Mental health issues affect billions of people across every corner of the globe, touching every community and every family, and mounting evidence shows the issue is worsening.
To combat the issue, we need to urgently grow our investment in programs that expand access to care, mental health advocates said at a TIME lunch on Wednesday in Davos, Switzerland. “Invest in the system, invest in our rights,” said Elisha London, founder and CEO of United for Global Mental Health. She called for $1 billion in spending on mental health programs worldwide: “It has to happen now.”
The event, held during the annual meeting of the World Economic Forum, featured a discussion with Indian actress Deepika Padukone, a tribute to Bernard J. Tyson—the late former Chairman and CEO of Kaiser Permanente—and a panel of mental health advocates in discussion with TIME’s Susanna Schrobsdorff. The event was produced in partnership with Kaiser Permanente.
The call for investment received attention for a very good reason: current mental health funding levels are woefully inadequate. In 2015, global funding for development assistance for health was estimated at $36 billion. Of that, only $110 million went toward mental health. Asked what would help address the issue, Padukone, who runs mental health advocacy group The Live Love Laugh Foundation, replied lightly “money, money, money” to the tune of the song.
The panelists also stressed that there are real solutions in need of funding. London advocated for thinking carefully about addressing a range of issues with specially-tailored solutions, from mild anxiety to serious mental illness. Don Mordecai, National Leader for Mental Health and Wellness at Kaiser Permanente, stressed that health care providers can help stem issues through early intervention.
“Any healthcare company, most of our investment is at the end of life, or once people have illness,” said Mordecai. “We’re leading the way thinking, ‘how do we actually go back upstream to where these things start?'”
The event wasn’t all about policy prescriptions. In a touching moment, panelists each shared an object representing their own perspective on mental health. Naeem Dalal, a young medical doctor in Zambia, shared his dad’s prescription for drugs to treat bipolar disorder. Miranda Wolpert, head of the mental health priority area at the London-based charity Wellcome Trust, shared an iPhone to show how solutions like playing Tetris after a traumatic event can help recovery. Schrobsdorff shared the turtleneck she wore to pick up her child from a wilderness program that she said “saved her life.” “Every time I put it on I think about that moment I saw her again,” she said.

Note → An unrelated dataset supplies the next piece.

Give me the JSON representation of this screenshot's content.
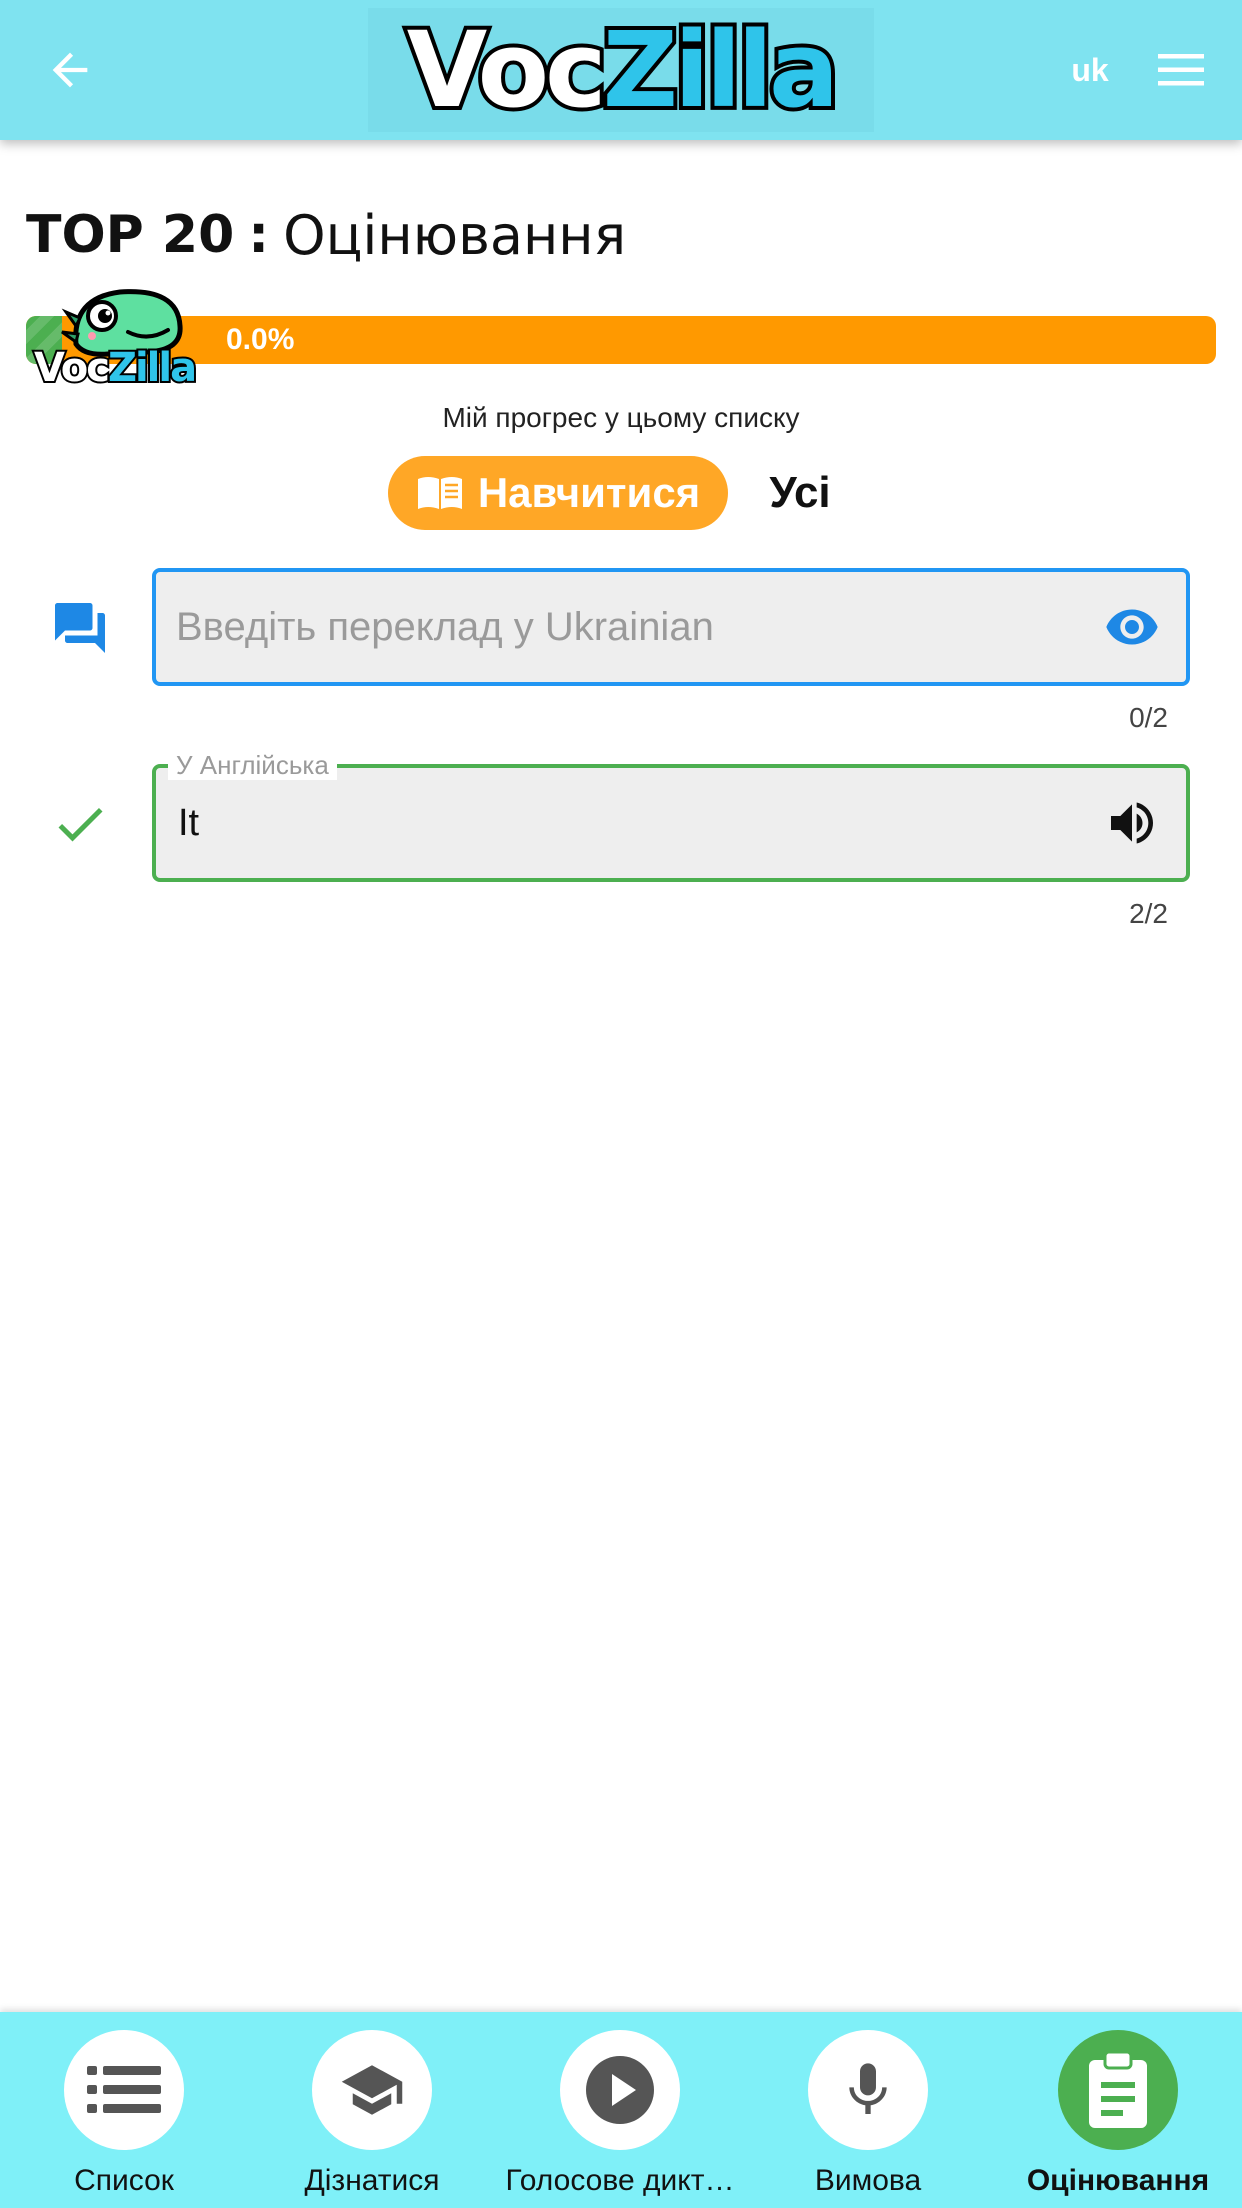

Speakers also called for people to break the stigma that surrounds mental illness and for individuals and communities to support people who are hurting. “It’s about knitting our societies back together again,” said Mordecai. “There’s a real dearth of relational health.”
Padukone, a 2018 TIME 100 honoree, also shared her own experience coming to grips with her depression, details of which she has shared publicly to help others who are struggling. “Sleep really was my escape,” she said. “In the hours that I was awake, every second felt like a struggle.”
But she also offered an element of hope: she has learned to manage the problem. “I feel like in my journey, my acceptance and the diagnosis was half the battle,” she said.